An International Ice Hockey Federation (IIHF) Expert Group has expressed "scepticism" over the reporting of COVID-19 cases in Belarus as part of its review into the status of the 2021 Men’s World Championship.
The report - which was commissioned in response to the diplomatic row between co-hosts Belarus and Latvia and was billed as being independent - was presented to the IIHF Council today.
IIHF President René Fasel admitted there were "very real and very serious considerations" to be made, but called for more time to assess the situation in Belarus.
Latvia has threatened to withdraw as co-host because of ethical and security fears as mass demonstrations continue to be held against Alexander Lukashenko following his controversial re-election as Belarusian President in August.

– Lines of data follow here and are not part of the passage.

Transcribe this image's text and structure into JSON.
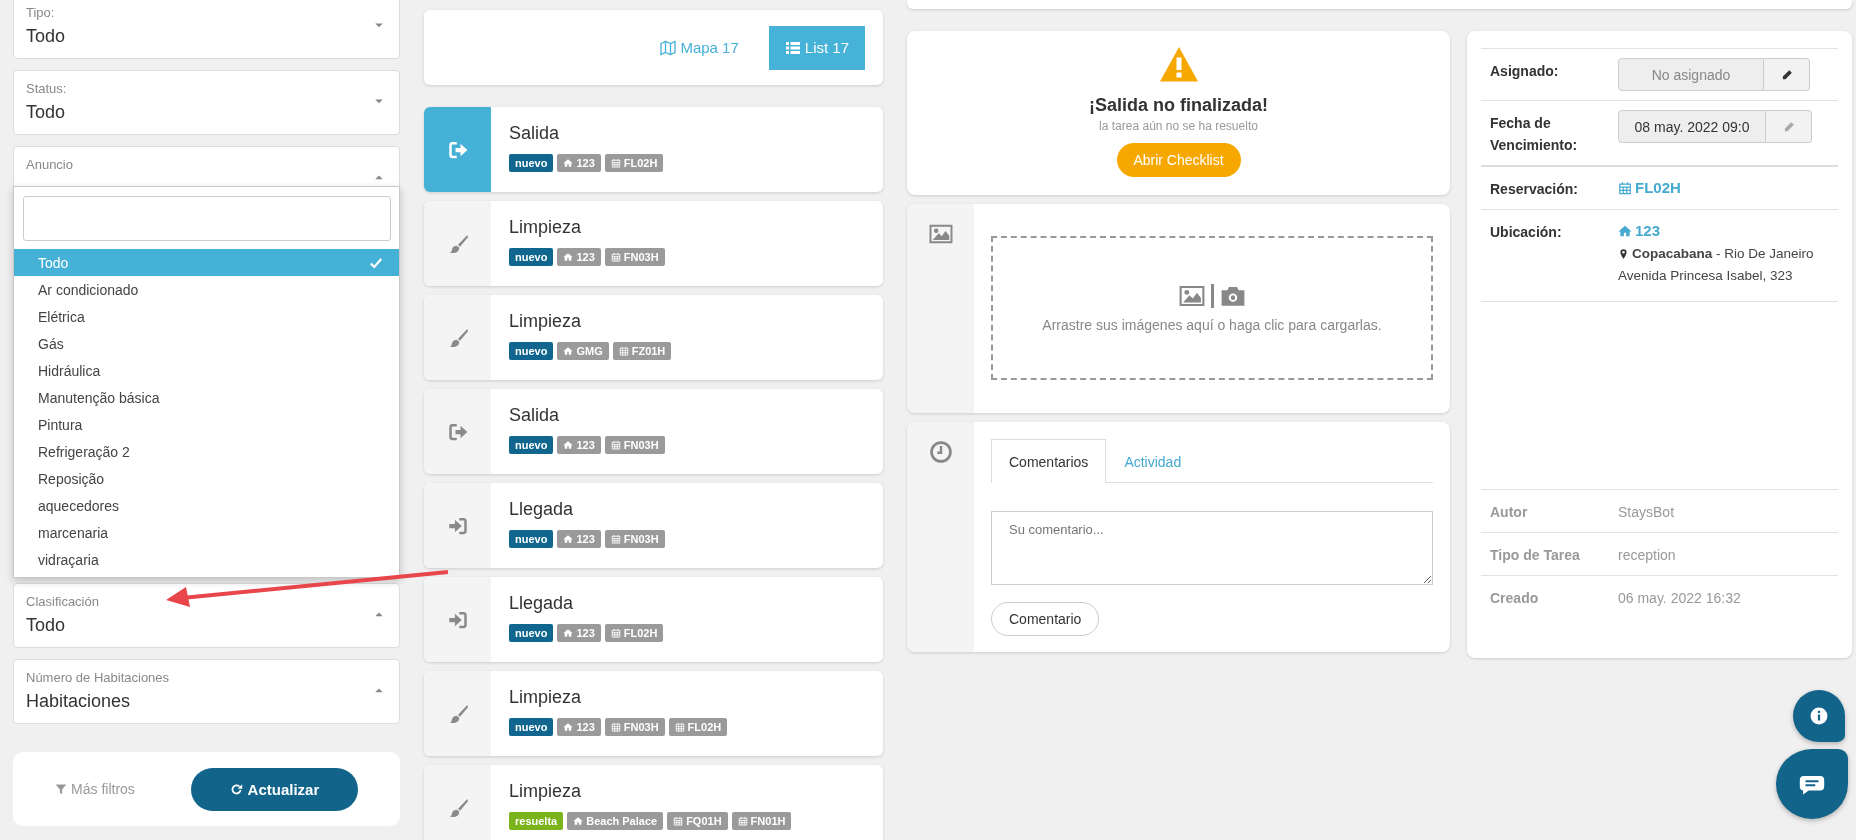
{
  "filters": [
    {
      "label": "Tipo:",
      "value": "Todo",
      "caret_up": false
    },
    {
      "label": "Status:",
      "value": "Todo",
      "caret_up": false
    },
    {
      "label": "Anuncio",
      "caret_up": true,
      "open": true,
      "dropdown": {
        "options": [
          {
            "label": "Todo",
            "selected": true
          },
          {
            "label": "Ar condicionado",
            "selected": false
          },
          {
            "label": "Elétrica",
            "selected": false
          },
          {
            "label": "Gás",
            "selected": false
          },
          {
            "label": "Hidráulica",
            "selected": false
          },
          {
            "label": "Manutenção básica",
            "selected": false
          },
          {
            "label": "Pintura",
            "selected": false
          },
          {
            "label": "Refrigeração 2",
            "selected": false
          },
          {
            "label": "Reposição",
            "selected": false
          },
          {
            "label": "aquecedores",
            "selected": false
          },
          {
            "label": "marcenaria",
            "selected": false
          },
          {
            "label": "vidraçaria",
            "selected": false
          }
        ]
      }
    },
    {
      "label": "Clasificación",
      "value": "Todo",
      "caret_up": true
    },
    {
      "label": "Número de Habitaciones",
      "value": "Habitaciones",
      "caret_up": true
    }
  ],
  "filter_actions": {
    "more_filters": "Más filtros",
    "refresh": "Actualizar"
  },
  "view_toggle": [
    {
      "kind": "map",
      "label": "Mapa 17",
      "selected": false
    },
    {
      "kind": "list",
      "label": "List 17",
      "selected": true
    }
  ],
  "tasks": [
    {
      "kind": "checkout",
      "title": "Salida",
      "selected": true,
      "tags": [
        {
          "kind": "status",
          "text": "nuevo",
          "color": "#10668f"
        },
        {
          "kind": "property",
          "text": "123"
        },
        {
          "kind": "booking",
          "text": "FL02H"
        }
      ]
    },
    {
      "kind": "cleaning",
      "title": "Limpieza",
      "selected": false,
      "tags": [
        {
          "kind": "status",
          "text": "nuevo",
          "color": "#10668f"
        },
        {
          "kind": "property",
          "text": "123"
        },
        {
          "kind": "booking",
          "text": "FN03H"
        }
      ]
    },
    {
      "kind": "cleaning",
      "title": "Limpieza",
      "selected": false,
      "tags": [
        {
          "kind": "status",
          "text": "nuevo",
          "color": "#10668f"
        },
        {
          "kind": "property",
          "text": "GMG"
        },
        {
          "kind": "booking",
          "text": "FZ01H"
        }
      ]
    },
    {
      "kind": "checkout",
      "title": "Salida",
      "selected": false,
      "tags": [
        {
          "kind": "status",
          "text": "nuevo",
          "color": "#10668f"
        },
        {
          "kind": "property",
          "text": "123"
        },
        {
          "kind": "booking",
          "text": "FN03H"
        }
      ]
    },
    {
      "kind": "checkin",
      "title": "Llegada",
      "selected": false,
      "tags": [
        {
          "kind": "status",
          "text": "nuevo",
          "color": "#10668f"
        },
        {
          "kind": "property",
          "text": "123"
        },
        {
          "kind": "booking",
          "text": "FN03H"
        }
      ]
    },
    {
      "kind": "checkin",
      "title": "Llegada",
      "selected": false,
      "tags": [
        {
          "kind": "status",
          "text": "nuevo",
          "color": "#10668f"
        },
        {
          "kind": "property",
          "text": "123"
        },
        {
          "kind": "booking",
          "text": "FL02H"
        }
      ]
    },
    {
      "kind": "cleaning",
      "title": "Limpieza",
      "selected": false,
      "tags": [
        {
          "kind": "status",
          "text": "nuevo",
          "color": "#10668f"
        },
        {
          "kind": "property",
          "text": "123"
        },
        {
          "kind": "booking",
          "text": "FN03H"
        },
        {
          "kind": "booking",
          "text": "FL02H"
        }
      ]
    },
    {
      "kind": "cleaning",
      "title": "Limpieza",
      "selected": false,
      "tags": [
        {
          "kind": "status",
          "text": "resuelta",
          "color": "#7bb31a"
        },
        {
          "kind": "property",
          "text": "Beach Palace"
        },
        {
          "kind": "booking",
          "text": "FQ01H"
        },
        {
          "kind": "booking",
          "text": "FN01H"
        }
      ]
    }
  ],
  "warning": {
    "title": "¡Salida no finalizada!",
    "subtitle": "la tarea aún no se ha resuelto",
    "button": "Abrir Checklist"
  },
  "upload": {
    "text": "Arrastre sus imágenes aquí o haga clic para cargarlas."
  },
  "comments": {
    "tabs": [
      {
        "label": "Comentarios",
        "selected": true
      },
      {
        "label": "Actividad",
        "selected": false
      }
    ],
    "placeholder": "Su comentario...",
    "button": "Comentario"
  },
  "details": {
    "rows": [
      {
        "kind": "field",
        "label": "Asignado:",
        "placeholder": "No asignado",
        "edit_disabled": false
      },
      {
        "kind": "field",
        "label": "Fecha de Vencimiento:",
        "value": "08 may. 2022 09:0",
        "edit_disabled": true
      },
      {
        "kind": "link",
        "label": "Reservación:",
        "value": "FL02H"
      },
      {
        "kind": "location",
        "label": "Ubicación:",
        "value": "123",
        "address": [
          "**Copacabana** - Rio De Janeiro",
          "Avenida Princesa Isabel, 323"
        ]
      }
    ],
    "meta": [
      {
        "label": "Autor",
        "value": "StaysBot"
      },
      {
        "label": "Tipo de Tarea",
        "value": "reception"
      },
      {
        "label": "Creado",
        "value": "06 may. 2022 16:32"
      }
    ]
  }
}
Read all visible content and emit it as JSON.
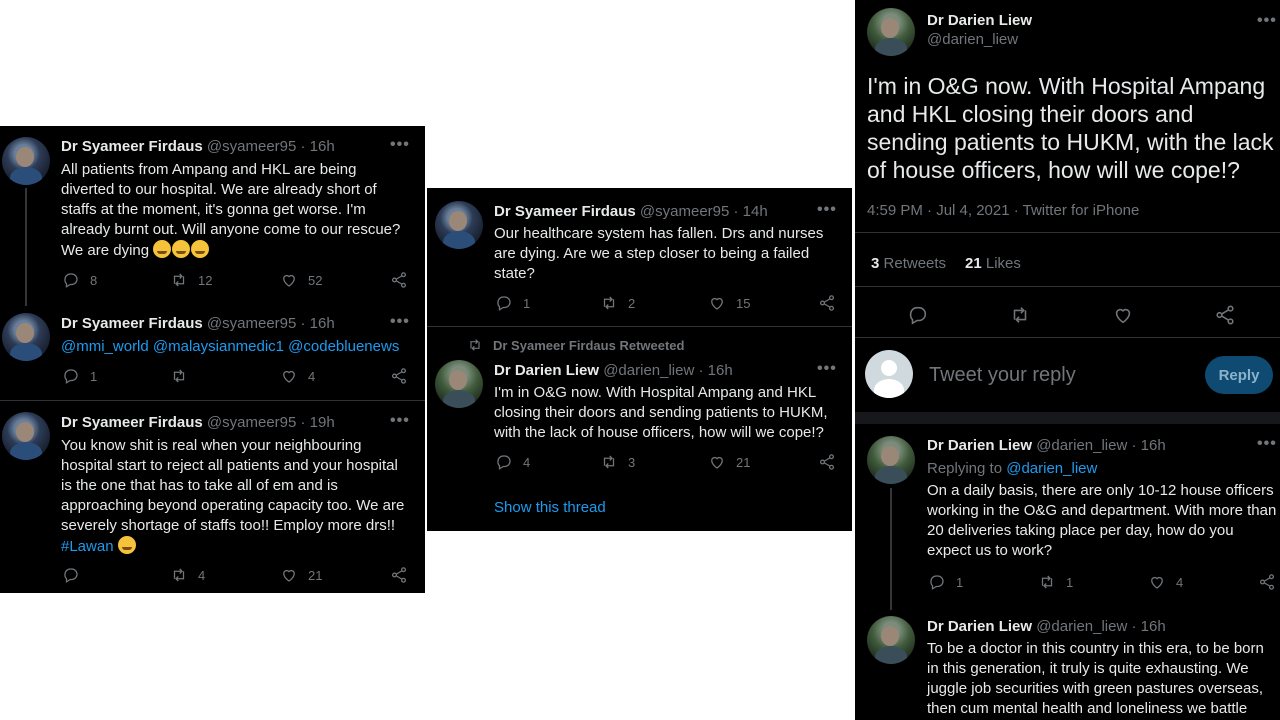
{
  "panel1": {
    "tweets": [
      {
        "name": "Dr Syameer Firdaus",
        "handle": "@syameer95",
        "time": "· 16h",
        "lines": [
          "All patients from Ampang and HKL are being",
          "diverted to our hospital. We are already short of",
          "staffs at the moment, it's gonna get worse. I'm",
          "already burnt out. Will anyone come to our rescue?",
          "We are dying"
        ],
        "replies": "8",
        "retweets": "12",
        "likes": "52"
      },
      {
        "name": "Dr Syameer Firdaus",
        "handle": "@syameer95",
        "time": "· 16h",
        "mentions": "@mmi_world @malaysianmedic1 @codebluenews",
        "replies": "1",
        "retweets": "",
        "likes": "4"
      },
      {
        "name": "Dr Syameer Firdaus",
        "handle": "@syameer95",
        "time": "· 19h",
        "lines": [
          "You know shit is real when your neighbouring",
          "hospital start to reject all patients and your hospital",
          "is the one that has to take all of em and is",
          "approaching beyond operating capacity too. We are",
          "severely shortage of staffs too!! Employ more drs!!"
        ],
        "hashtag": "#Lawan",
        "replies": "",
        "retweets": "4",
        "likes": "21"
      }
    ]
  },
  "panel2": {
    "tweet1": {
      "name": "Dr Syameer Firdaus",
      "handle": "@syameer95",
      "time": "· 14h",
      "lines": [
        "Our healthcare system has fallen. Drs and nurses",
        "are dying. Are we a step closer to being a failed",
        "state?"
      ],
      "replies": "1",
      "retweets": "2",
      "likes": "15"
    },
    "retweet_label": "Dr Syameer Firdaus Retweeted",
    "tweet2": {
      "name": "Dr Darien Liew",
      "handle": "@darien_liew",
      "time": "· 16h",
      "lines": [
        "I'm in O&G now. With Hospital Ampang and HKL",
        "closing their doors and sending patients to HUKM,",
        "with the lack of house officers, how will we cope!?"
      ],
      "replies": "4",
      "retweets": "3",
      "likes": "21"
    },
    "show_thread": "Show this thread"
  },
  "panel3": {
    "main": {
      "name": "Dr Darien Liew",
      "handle": "@darien_liew",
      "lines": [
        "I'm in O&G now. With Hospital Ampang",
        "and HKL closing their doors and",
        "sending patients to HUKM, with the lack",
        "of house officers, how will we cope!?"
      ],
      "meta": "4:59 PM · Jul 4, 2021 · Twitter for iPhone",
      "retweets_count": "3",
      "retweets_label": "Retweets",
      "likes_count": "21",
      "likes_label": "Likes"
    },
    "reply_placeholder": "Tweet your reply",
    "reply_button": "Reply",
    "reply1": {
      "name": "Dr Darien Liew",
      "handle": "@darien_liew",
      "time": "· 16h",
      "replying_prefix": "Replying to",
      "replying_to": "@darien_liew",
      "lines": [
        "On a daily basis, there are only 10-12 house officers",
        "working in the O&G and department. With more than",
        "20 deliveries taking place per day, how do you",
        "expect us to work?"
      ],
      "replies": "1",
      "retweets": "1",
      "likes": "4"
    },
    "reply2": {
      "name": "Dr Darien Liew",
      "handle": "@darien_liew",
      "time": "· 16h",
      "lines": [
        "To be a doctor in this country in this era, to be born",
        "in this generation, it truly is quite exhausting. We",
        "juggle job securities with green pastures overseas,",
        "then cum mental health and loneliness we battle"
      ]
    }
  },
  "colors": {
    "background": "#000000",
    "text": "#e7e9ea",
    "muted": "#71767b",
    "accent": "#1d9bf0"
  },
  "icons": [
    "reply-icon",
    "retweet-icon",
    "like-icon",
    "share-icon",
    "more-icon"
  ]
}
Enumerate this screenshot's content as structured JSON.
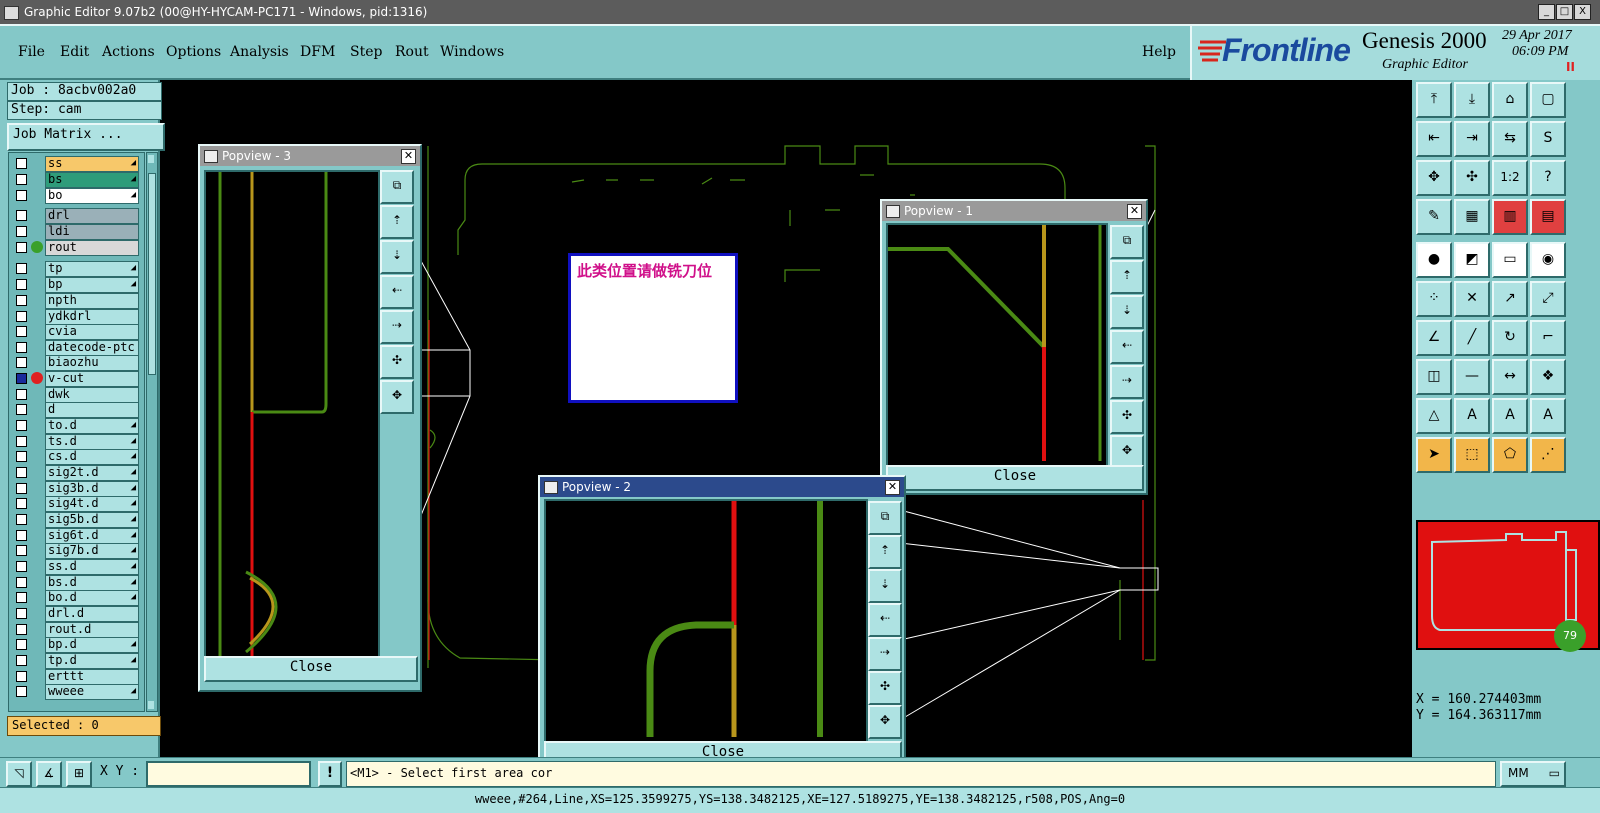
{
  "window": {
    "title": "Graphic Editor 9.07b2 (00@HY-HYCAM-PC171 - Windows, pid:1316)",
    "controls": [
      "_",
      "□",
      "X"
    ]
  },
  "menu": {
    "items": [
      "File",
      "Edit",
      "Actions",
      "Options",
      "Analysis",
      "DFM",
      "Step",
      "Rout",
      "Windows"
    ],
    "help": "Help"
  },
  "brand": {
    "logo": "Frontline",
    "product": "Genesis 2000",
    "subtitle": "Graphic Editor",
    "date": "29 Apr 2017",
    "time": "06:09 PM",
    "pause": "II"
  },
  "left_panel": {
    "job": "Job : 8acbv002a0",
    "step": "Step: cam",
    "job_matrix": "Job Matrix ...",
    "layers": [
      {
        "name": "ss",
        "color": "#f7c86a",
        "arrow": true
      },
      {
        "name": "bs",
        "color": "#2e9c7a",
        "arrow": true
      },
      {
        "name": "bo",
        "color": "#ffffff",
        "arrow": true
      },
      {
        "name": "drl",
        "color": "#9ab0b8",
        "arrow": false
      },
      {
        "name": "ldi",
        "color": "#9ab0b8",
        "arrow": false
      },
      {
        "name": "rout",
        "color": "#d8d8d8",
        "arrow": false,
        "dot": "#3aa02a"
      },
      {
        "name": "tp",
        "color": "#aee2e2",
        "arrow": true
      },
      {
        "name": "bp",
        "color": "#aee2e2",
        "arrow": true
      },
      {
        "name": "npth",
        "color": "#aee2e2",
        "arrow": false
      },
      {
        "name": "ydkdrl",
        "color": "#aee2e2",
        "arrow": false
      },
      {
        "name": "cvia",
        "color": "#aee2e2",
        "arrow": false
      },
      {
        "name": "datecode-ptc",
        "color": "#aee2e2",
        "arrow": false
      },
      {
        "name": "biaozhu",
        "color": "#aee2e2",
        "arrow": false
      },
      {
        "name": "v-cut",
        "color": "#aee2e2",
        "arrow": false,
        "dot": "#e02020",
        "selected": true
      },
      {
        "name": "dwk",
        "color": "#aee2e2",
        "arrow": false
      },
      {
        "name": "d",
        "color": "#aee2e2",
        "arrow": false
      },
      {
        "name": "to.d",
        "color": "#aee2e2",
        "arrow": true
      },
      {
        "name": "ts.d",
        "color": "#aee2e2",
        "arrow": true
      },
      {
        "name": "cs.d",
        "color": "#aee2e2",
        "arrow": true
      },
      {
        "name": "sig2t.d",
        "color": "#aee2e2",
        "arrow": true
      },
      {
        "name": "sig3b.d",
        "color": "#aee2e2",
        "arrow": true
      },
      {
        "name": "sig4t.d",
        "color": "#aee2e2",
        "arrow": true
      },
      {
        "name": "sig5b.d",
        "color": "#aee2e2",
        "arrow": true
      },
      {
        "name": "sig6t.d",
        "color": "#aee2e2",
        "arrow": true
      },
      {
        "name": "sig7b.d",
        "color": "#aee2e2",
        "arrow": true
      },
      {
        "name": "ss.d",
        "color": "#aee2e2",
        "arrow": true
      },
      {
        "name": "bs.d",
        "color": "#aee2e2",
        "arrow": true
      },
      {
        "name": "bo.d",
        "color": "#aee2e2",
        "arrow": true
      },
      {
        "name": "drl.d",
        "color": "#aee2e2",
        "arrow": false
      },
      {
        "name": "rout.d",
        "color": "#aee2e2",
        "arrow": false
      },
      {
        "name": "bp.d",
        "color": "#aee2e2",
        "arrow": true
      },
      {
        "name": "tp.d",
        "color": "#aee2e2",
        "arrow": true
      },
      {
        "name": "erttt",
        "color": "#aee2e2",
        "arrow": false
      },
      {
        "name": "wweee",
        "color": "#aee2e2",
        "arrow": true
      }
    ],
    "selected_label": "Selected : 0"
  },
  "annotation": {
    "text": "此类位置请做铣刀位"
  },
  "popviews": {
    "p1": {
      "title": "Popview - 1",
      "close": "Close"
    },
    "p2": {
      "title": "Popview - 2",
      "close": "Close"
    },
    "p3": {
      "title": "Popview - 3",
      "close": "Close"
    }
  },
  "right_panel": {
    "x_label": "X = ",
    "x_value": "160.274403mm",
    "y_label": "Y = ",
    "y_value": "164.363117mm",
    "badge": "79"
  },
  "cmdbar": {
    "xy_label": "X Y :",
    "xy_value": "",
    "bang": "!",
    "prompt": "<M1> - Select first area cor",
    "units": "MM"
  },
  "status": {
    "text": "wweee,#264,Line,XS=125.3599275,YS=138.3482125,XE=127.5189275,YE=138.3482125,r508,POS,Ang=0"
  },
  "colors": {
    "panel": "#84c8c8",
    "canvas": "#000000",
    "rout_green": "#4a8a14",
    "vcut_red": "#e01010",
    "gold": "#b8961c"
  }
}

The election has been widely dismissed as neither fair nor free, and Latvia is among the nations to have imposed sanctions on Belarus as a result.
Latvian Prime Minister Krisjanis Karins has also questioned whether teams would be prepared to travel to Belarus due to similar concerns.
Fasel said the report from the group of external organisations and experts triggered "serious discussions" within the Council and was a "great start".
The IIHF President has previously expressed opposition to taking away Belarus' right to co-host the event for political reasons.
"There are issues occurring within Belarus that we need to take seriously because there is a significant risk that the current challenges in Minsk, the Government position of the Latvian co-host, and the COVID-19 pandemic will have a significant impact the 2021 World Championship in Minsk and Riga," Fasel said.
As well as looking at safety concerns, the IIHF revealed the report included a COVID-19 threat assessment.
Since the beginning of the coronavirus pandemic, Belarus has reported 117,000 cases and more than 1,000 deaths.
But the IIHF said the Expert Group expressed "scepticism" over the reporting of virus numbers within Belarus, the caseloads since September and the extent of the national measures being taken to suppress the pandemic.
"These are very real and very serious considerations as this tournament is the most important asset of the IIHF and supports so much of what we do," Fasel elaborated.
"If you take a normal season situation it wouldn’t be realistic right now that Belarus and Latvia could guarantee their capability to conduct World Championship tournament operations."
Fasel agreed with the Council that more time would be needed to review the situation and decide on the best course of action.
"We must be assured that a World Championship can take place in a safe and responsible way for everyone," said Fasel.
"We have an obligation to our membership and to protect the IIHF at all costs.
"We must do everything possible to hold the tournament with the assigned hosts, but before this we have to determine if it is safe to go, and if we determine it is safe to go whether the co-hosts will still be willing to work with each other.
"Whatever we decide to do, we will take our time to make a rational decision based on the best research and information we have.
"This report was a great start for us and initiated very constructive discussion among the Council members.
""We will take what we learned, go back to the organising committees and the Governments and find the best way forward for the IIHF and its members."
The 16-team competition is scheduled to run from May 21 to June 6 next year.
Belarus is due to stage matches at Minsk Arena, while Arena Riga is the other planned venue, in Latvia.
Both semi-finals and the medal matches are due to be held in Minsk, which hosted the Men's World Championship alone in 2014.